Também o secretário norte-americano do Comércio, Wilbur Ross, voltou a garantir a disponibilidade do país para reiniciar as negociações sobre Tratado Transatlântico de Comércio e Investimento (TTIP). “Devo dizer isto de uma forma mais explícita: nós, como principais parceiros comerciais, deveríamos ter um acordo de livre comércio”, afirmou Ross durante uma intervenção no debate por videoconferência. Já no mês passado, este responsável tinha defendido, em declarações aos media nacionais, que era importante retomar as negociações do acordo.

Após vários anos de conversas em torno do TTIP, os trabalhos foram interrompidos na sequência da eleição de Trump.
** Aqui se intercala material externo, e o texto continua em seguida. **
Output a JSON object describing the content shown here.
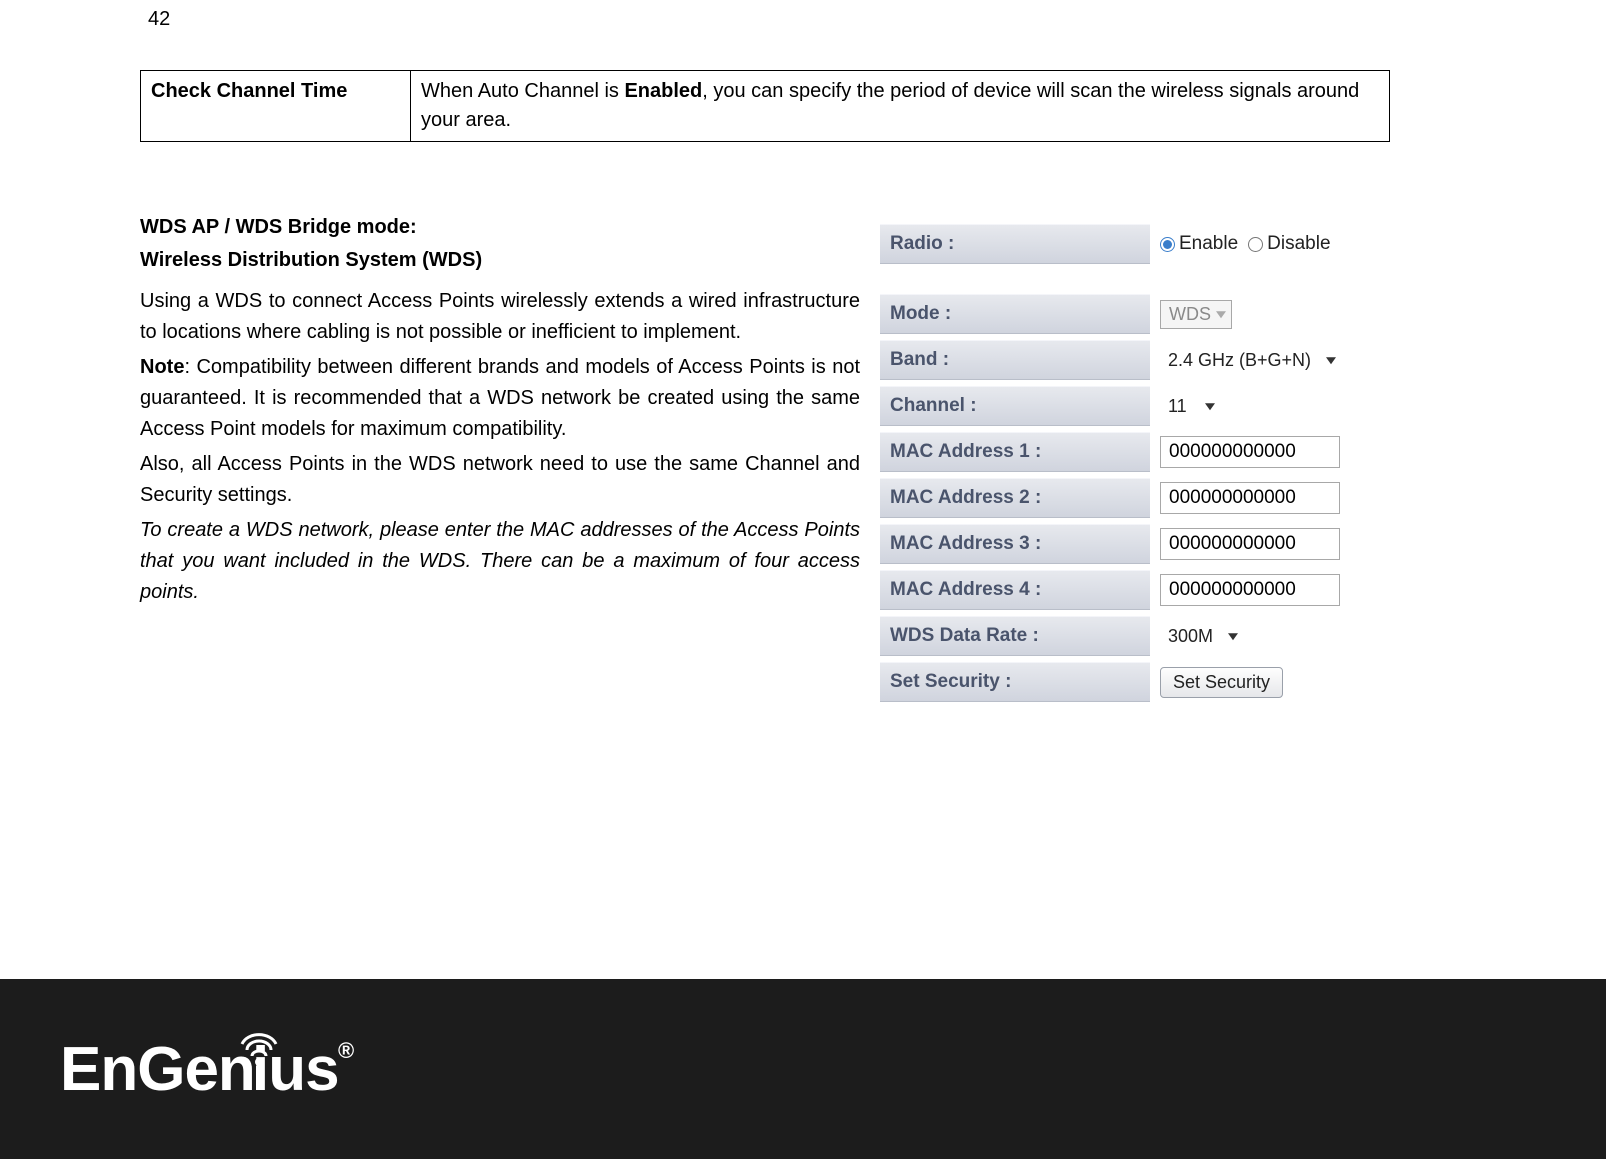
{
  "page_number": "42",
  "table": {
    "label": "Check Channel Time",
    "desc_pre": "When Auto Channel is ",
    "desc_bold": "Enabled",
    "desc_post": ", you can specify the period of device will scan the wireless signals around your area."
  },
  "wds": {
    "heading1": "WDS AP / WDS Bridge mode:",
    "heading2": "Wireless Distribution System (WDS)",
    "p1": "Using a WDS to connect Access Points wirelessly extends a wired infrastructure to locations where cabling is not possible or inefficient to implement.",
    "note_label": "Note",
    "p2": ": Compatibility between different brands and models of Access Points is not guaranteed. It is recommended that a WDS network be created using the same Access Point models for maximum compatibility.",
    "p3": "Also, all Access Points in the WDS network need to use the same Channel and Security settings.",
    "p4": "To create a WDS network, please enter the MAC addresses of the Access Points that you want included in the WDS. There can be a maximum of four access points."
  },
  "panel": {
    "radio_label": "Radio :",
    "radio_enable": "Enable",
    "radio_disable": "Disable",
    "mode_label": "Mode :",
    "mode_value": "WDS",
    "band_label": "Band :",
    "band_value": "2.4 GHz (B+G+N)",
    "channel_label": "Channel :",
    "channel_value": "11",
    "mac1_label": "MAC Address 1 :",
    "mac1_value": "000000000000",
    "mac2_label": "MAC Address 2 :",
    "mac2_value": "000000000000",
    "mac3_label": "MAC Address 3 :",
    "mac3_value": "000000000000",
    "mac4_label": "MAC Address 4 :",
    "mac4_value": "000000000000",
    "rate_label": "WDS Data Rate :",
    "rate_value": "300M",
    "security_label": "Set Security :",
    "security_button": "Set Security"
  },
  "logo": {
    "text": "EnGenius"
  }
}
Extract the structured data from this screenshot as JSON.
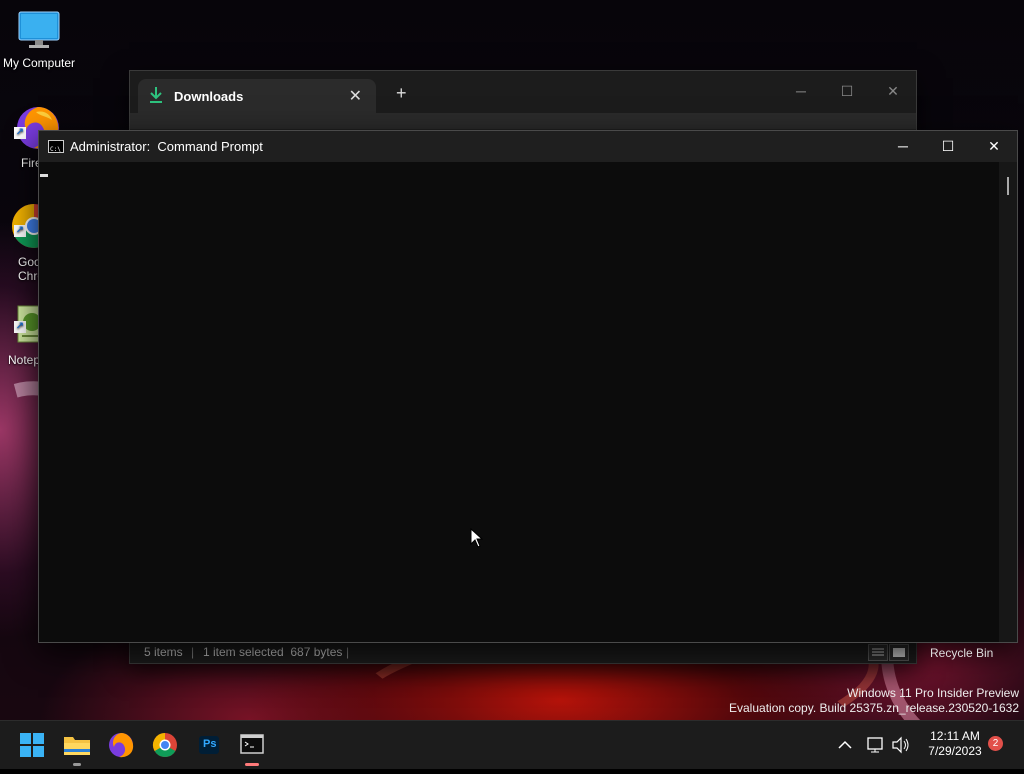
{
  "desktop": {
    "icons": [
      {
        "label": "My Computer"
      },
      {
        "label": "Fire"
      },
      {
        "label": "Goo\nChro"
      },
      {
        "label": "Notep"
      }
    ],
    "recycle_bin": "Recycle Bin",
    "watermark": {
      "line1": "Windows 11 Pro Insider Preview",
      "line2": "Evaluation copy. Build 25375.zn_release.230520-1632"
    }
  },
  "explorer": {
    "tab_label": "Downloads",
    "new_tab": "+",
    "tab_close": "✕",
    "status": {
      "items": "5 items",
      "selected": "1 item selected  687 bytes",
      "sep": "|"
    }
  },
  "cmd": {
    "title": "Administrator:  Command Prompt",
    "min": "─",
    "max": "☐",
    "close": "✕"
  },
  "taskbar": {
    "apps": [
      {
        "name": "start"
      },
      {
        "name": "file-explorer",
        "running": true
      },
      {
        "name": "firefox"
      },
      {
        "name": "chrome"
      },
      {
        "name": "photoshop",
        "label": "Ps"
      },
      {
        "name": "command-prompt",
        "running": true,
        "active": true
      }
    ],
    "clock": {
      "time": "12:11 AM",
      "date": "7/29/2023"
    },
    "notifications": "2"
  },
  "colors": {
    "accent": "#00a86b",
    "cmd_bg": "#0c0c0c",
    "taskbar_bg": "#1c1c1c",
    "notif_badge": "#e2504a"
  }
}
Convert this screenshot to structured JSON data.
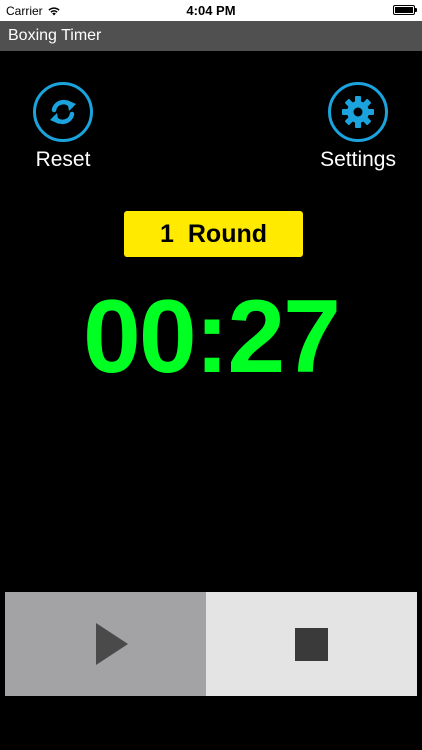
{
  "status_bar": {
    "carrier": "Carrier",
    "time": "4:04 PM",
    "battery_level": 1.0
  },
  "app": {
    "title": "Boxing Timer"
  },
  "controls": {
    "reset_label": "Reset",
    "reset_icon": "refresh-icon",
    "settings_label": "Settings",
    "settings_icon": "gear-icon",
    "accent_color": "#1aa3dc"
  },
  "round": {
    "number": "1",
    "label": "Round",
    "badge_color": "#ffea00"
  },
  "timer": {
    "display": "00:27",
    "color": "#00ff22"
  },
  "playback": {
    "play_icon": "play-icon",
    "stop_icon": "stop-icon"
  }
}
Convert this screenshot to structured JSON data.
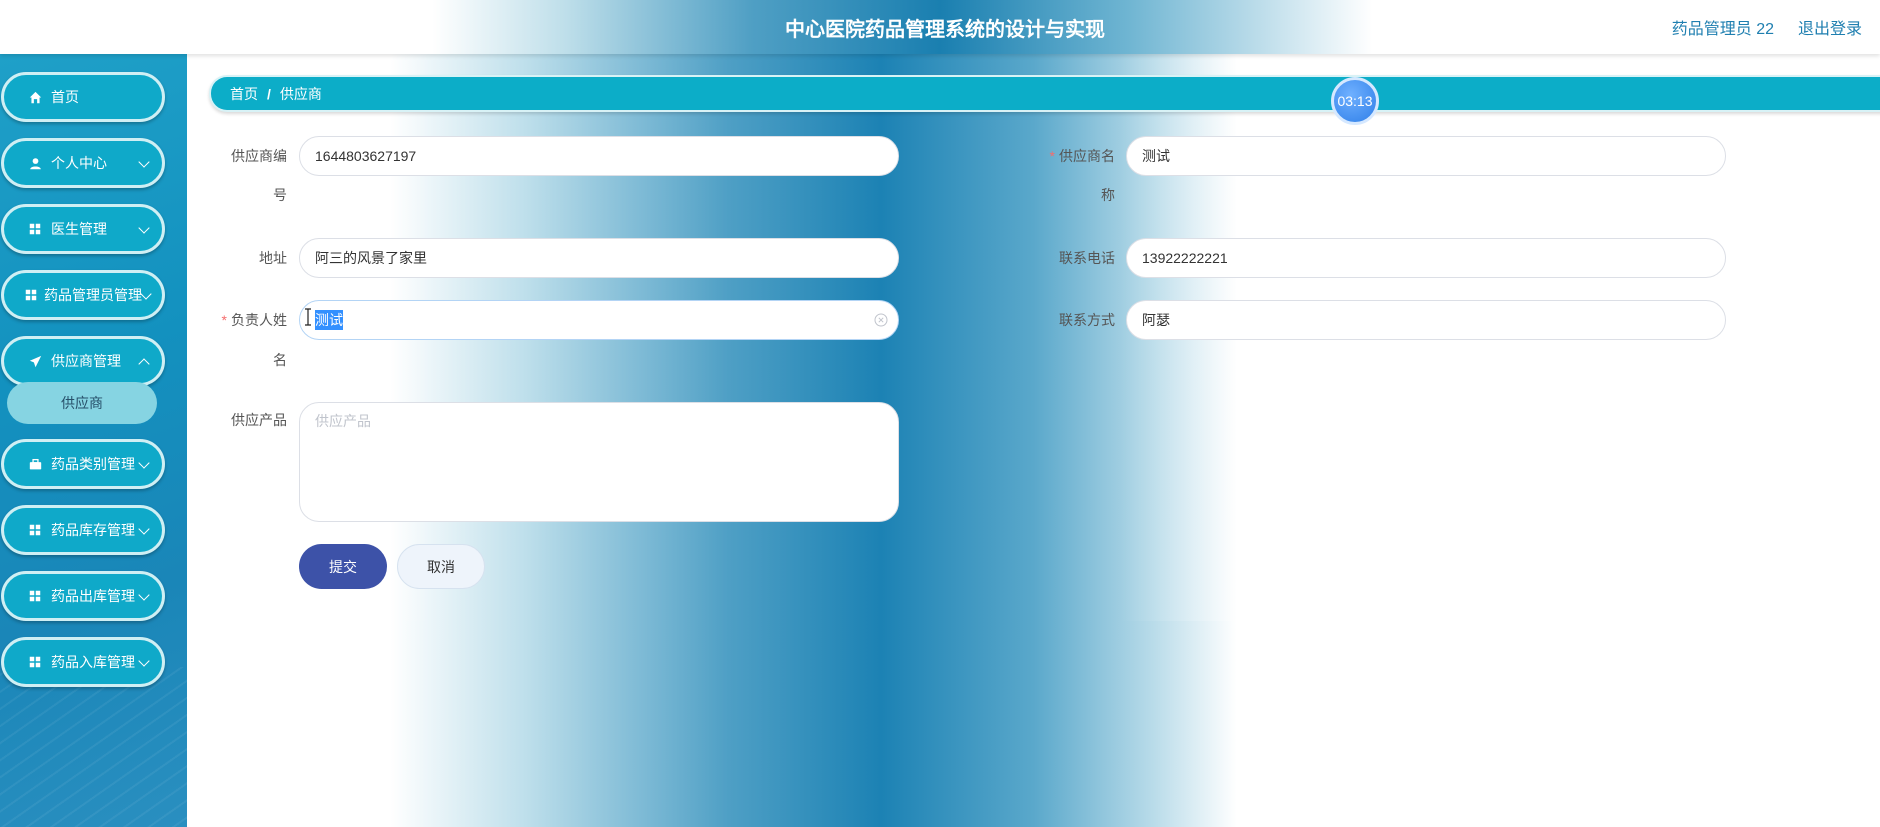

Desde essa altura multiplicaram-se trocas de acusações entre os dois países.

No final de maio, a chanceler alemã defendeu, durante um comício, que os “europeus teriam que ser agora donos do seu próprio destino”, insinuando que já não havia motivos para confiar nos EUA (com a eleição de Trump) e no Reino Unido (na sequência do Brexit).

Pouco depois, o Presidente norte-americano criticou a política comercial e militar da Alemanha, sublinhando que os EUA saíam prejudicados desta relação. “Temos um défice comercial enorme com a Alemanha, além de que eles pagam muito menos do que deveriam na NATO e militarmente. Muito mau para os EUA. Mas isto vai mudar”, escreveu na altura Trump na sua conta no Twitter.

O Presidente norte-americano cumpriu também uma das suas promessas e retirou o país do Tratado TransPacífico de Comércio Livre, pouco depois de ter tomado posse em janeiro.